Atandığımın ikinci ayı idi. Baharın zümrüt yeşilliği güneş ışınlarının da etkisiyle daha da güzelleşmişti. Bayram yeri, “Cumhuriyet meydanıydı.” Kasabanın köy ve mahallelerinde sanki insan kalmamıştı. İğne atsan yere düşmezdi. “Öyle bir kalabalık olacağını tahmin bile etmezdim,” dedi.
Bu kasabada milli bayramlar büyük coşkuyla kutlanıyormuş. Okullara ayrılan yerler dolmuştu. Protokol konuşmalara başlamıştı. Konuşmalardan sonra bayram kutlaması yapıldı. Protokol kalabalığın arasına girdi.
Kasabaya yeni tayin olan öğretmen bayram kutlamalarını anlattı.
Bundan sonra, bayramın ruhuna uygun, müzik duyuldu. Müzik sesinin yükselmesiyle alkış tufanı koptu. Ata’nın büyüklüğü çocuklara hediye ettiği, “Yirmi üç nisan ulusal egemenlik bayramı” kutlanıyordu.
Bu bayram çocuklara armağandı ve dünyada tekti. Müzik aletleri de bayramın büyüklüğünü anlatıyordu. Müziğe öğrencilerin guruplar hâlinde eşlik etmesi, çok güzel bir duygunun meydanda yükselmesine neden oldu.
Guruplar kalabalığın her yerindeydi. Öğrencilerin düzenli bir şekilde kalabalığın arasına dağılmasını anlayamadı. Öğrencilerin marşlar ve türkülerine halk da destek verdi.
Müzik olayına öğrenciler katılmadı ve kalabalığın arasından folklorik guruplar ortaya çıktı. Yöresel be milli kıyafetlerle yapılan gösteriler büyük beğeni aldı. Sergilenen folklor, halkın katılımıyla devam etti. Özellikle yöresel oyunlar çok rağbet gördü.

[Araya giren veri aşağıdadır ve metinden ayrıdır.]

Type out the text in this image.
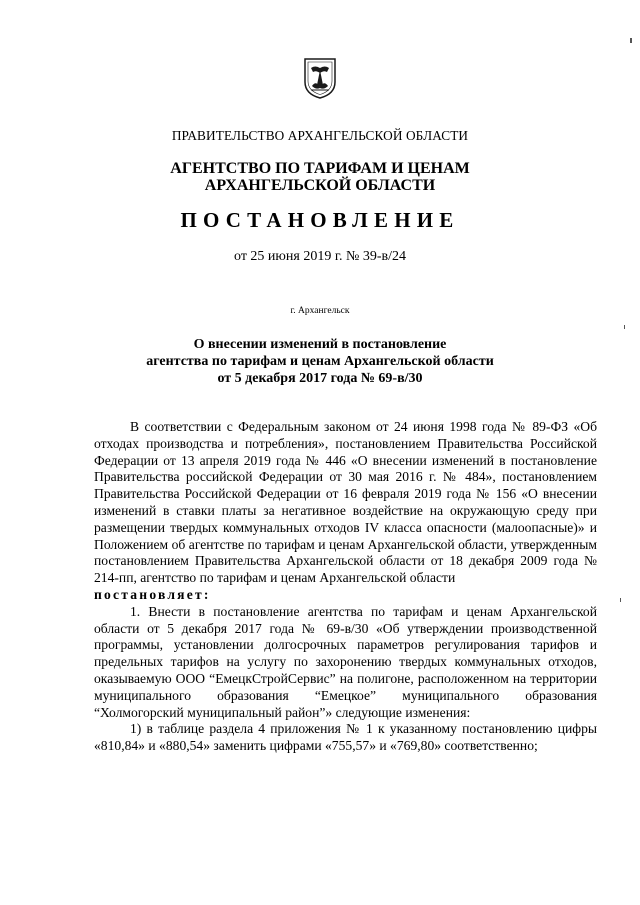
ПРАВИТЕЛЬСТВО АРХАНГЕЛЬСКОЙ ОБЛАСТИ
АГЕНТСТВО ПО ТАРИФАМ И ЦЕНАМ
АРХАНГЕЛЬСКОЙ ОБЛАСТИ
ПОСТАНОВЛЕНИЕ
от 25 июня 2019 г. № 39-в/24
г. Архангельск
О внесении изменений в постановление
агентства по тарифам и ценам Архангельской области
от 5 декабря 2017 года № 69-в/30

В соответствии с Федеральным законом от 24 июня 1998 года № 89-ФЗ «Об отходах производства и потребления», постановлением Правительства Российской Федерации от 13 апреля 2019 года № 446 «О внесении изменений в постановление Правительства российской Федерации от 30 мая 2016 г. № 484», постановлением Правительства Российской Федерации от 16 февраля 2019 года № 156 «О внесении изменений в ставки платы за негативное воздействие на окружающую среду при размещении твердых коммунальных отходов IV класса опасности (малоопасные)» и Положением об агентстве по тарифам и ценам Архангельской области, утвержденным постановлением Правительства Архангельской области от 18 декабря 2009 года № 214-пп, агентство по тарифам и ценам Архангельской области

постановляет:

1. Внести в постановление агентства по тарифам и ценам Архангельской области от 5 декабря 2017 года № 69-в/30 «Об утверждении производственной программы, установлении долгосрочных параметров регулирования тарифов и предельных тарифов на услугу по захоронению твердых коммунальных отходов, оказываемую ООО “ЕмецкСтройСервис” на полигоне, расположенном на территории муниципального образования “Емецкое” муниципального образования “Холмогорский муниципальный район”» следующие изменения:

1) в таблице раздела 4 приложения № 1 к указанному постановлению цифры «810,84» и «880,54» заменить цифрами «755,57» и «769,80» соответственно;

Folklor ve müziğin sona ermesiyle öğrencilerin türküleri başladı. Yalnız öğrencilerde kalabalığın arasındaydı. Aynı türkü her taraftan söyleniyordu. Türkülere de halkın katılımı yoğundu. Öğrencilerden sonra sanatçılardan iki üç türkü söylendi yine halkın arasından.
Türk Milletinin istiklal mücadelesinde baş kumandanın önderliğindeki taarruz sahnelendi. Oyuncular cumhuriyet meydanının dört tarafından atılan silahlarla desteklendi. Büyük heyecan yaşandı. Yunan askerini denize dökülmesi canlandırıldı.
Bayram, halkın küçüğü büyüğü, yaşlısı ve genciyle yaşandı. Adeta yer yerinden oynadı. Çünkü herkes bir şekilde kutlamaya katıldı.
Cumhuriyet meydanı, Türkün haksızlığa, zulme, adaletsizliğe boyun eğmeyeceğini ve asla esir edilemeyeceğini göstermiş oldu.
Türk Milletinin sessizliği asaletindendir bir defa daha gösterilmiş oldu.